I have tried almost experiments in paper, and most of them have got the accuracy reported in the paper. Except the results on miniImageNet.
The results of MetaOptNet-RR and MetaOptNet-SVM with and without label smoothing are close to 60.57 ± 0.44 (1shot) and 77.44 ± 0.33 (5shot).
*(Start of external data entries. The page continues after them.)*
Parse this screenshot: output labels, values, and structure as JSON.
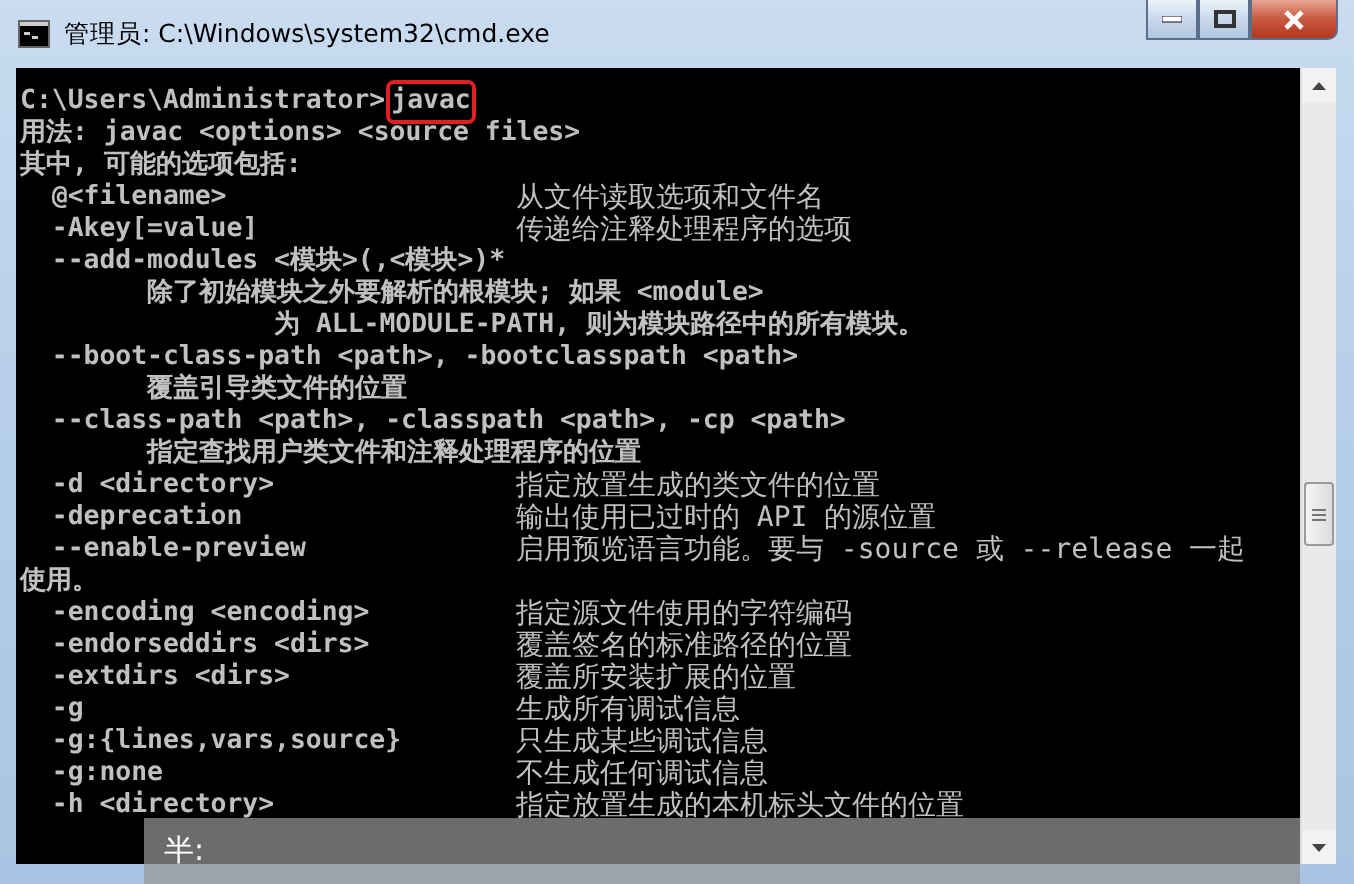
{
  "window": {
    "title": "管理员: C:\\Windows\\system32\\cmd.exe"
  },
  "prompt": {
    "path": "C:\\Users\\Administrator>",
    "command": "javac",
    "highlighted": true
  },
  "lines": [
    {
      "text": "用法: javac <options> <source files>"
    },
    {
      "text": "其中, 可能的选项包括:"
    },
    {
      "text": "  @<filename>",
      "description": "从文件读取选项和文件名"
    },
    {
      "text": "  -Akey[=value]",
      "description": "传递给注释处理程序的选项"
    },
    {
      "text": "  --add-modules <模块>(,<模块>)*"
    },
    {
      "text": "        除了初始模块之外要解析的根模块; 如果 <module>"
    },
    {
      "text": "                为 ALL-MODULE-PATH, 则为模块路径中的所有模块。"
    },
    {
      "text": "  --boot-class-path <path>, -bootclasspath <path>"
    },
    {
      "text": "        覆盖引导类文件的位置"
    },
    {
      "text": "  --class-path <path>, -classpath <path>, -cp <path>"
    },
    {
      "text": "        指定查找用户类文件和注释处理程序的位置"
    },
    {
      "text": "  -d <directory>",
      "description": "指定放置生成的类文件的位置"
    },
    {
      "text": "  -deprecation",
      "description": "输出使用已过时的 API 的源位置"
    },
    {
      "text": "  --enable-preview",
      "description": "启用预览语言功能。要与 -source 或 --release 一起"
    },
    {
      "text": "使用。"
    },
    {
      "text": "  -encoding <encoding>",
      "description": "指定源文件使用的字符编码"
    },
    {
      "text": "  -endorseddirs <dirs>",
      "description": "覆盖签名的标准路径的位置"
    },
    {
      "text": "  -extdirs <dirs>",
      "description": "覆盖所安装扩展的位置"
    },
    {
      "text": "  -g",
      "description": "生成所有调试信息"
    },
    {
      "text": "  -g:{lines,vars,source}",
      "description": "只生成某些调试信息"
    },
    {
      "text": "  -g:none",
      "description": "不生成任何调试信息"
    },
    {
      "text": "  -h <directory>",
      "description": "指定放置生成的本机标头文件的位置"
    }
  ],
  "ime_bar": {
    "text": "半:"
  }
}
Embedding: ResNet-12 without a global average pooling after the last residual block. Drop_rate: 0.1, use DropBlock in last two resnet blocks and dropblock size is 5. training shot: 15 training query: 6 nesterov momentum: 0.9 weight decay: 0.0005 mini-batch: 8 each epoch: 1000 episodes. (Here is 8000 tasks for each epoch, right?) initial learning rate: 0.1 learing rate: changed to 0.006, 0.0012, and 0.00024 at epochs 20, 40 and 50, respectively. label smoothing: 0.1 C of SVM: 0.1 Regularization of Ridge regression: 50.0 Iteration of QP solver: 15 (training), 3 (testing).
ProtoNets with Resnet-12 can get a result closed that in your paper, if we don't use label smooth. Is there something that I miss in MetaOptNet-RR and MetaOptNet-SVM? And is label smoothing used in MetaOptNet-RR, MetaOptNet-SVM and ProtoNets?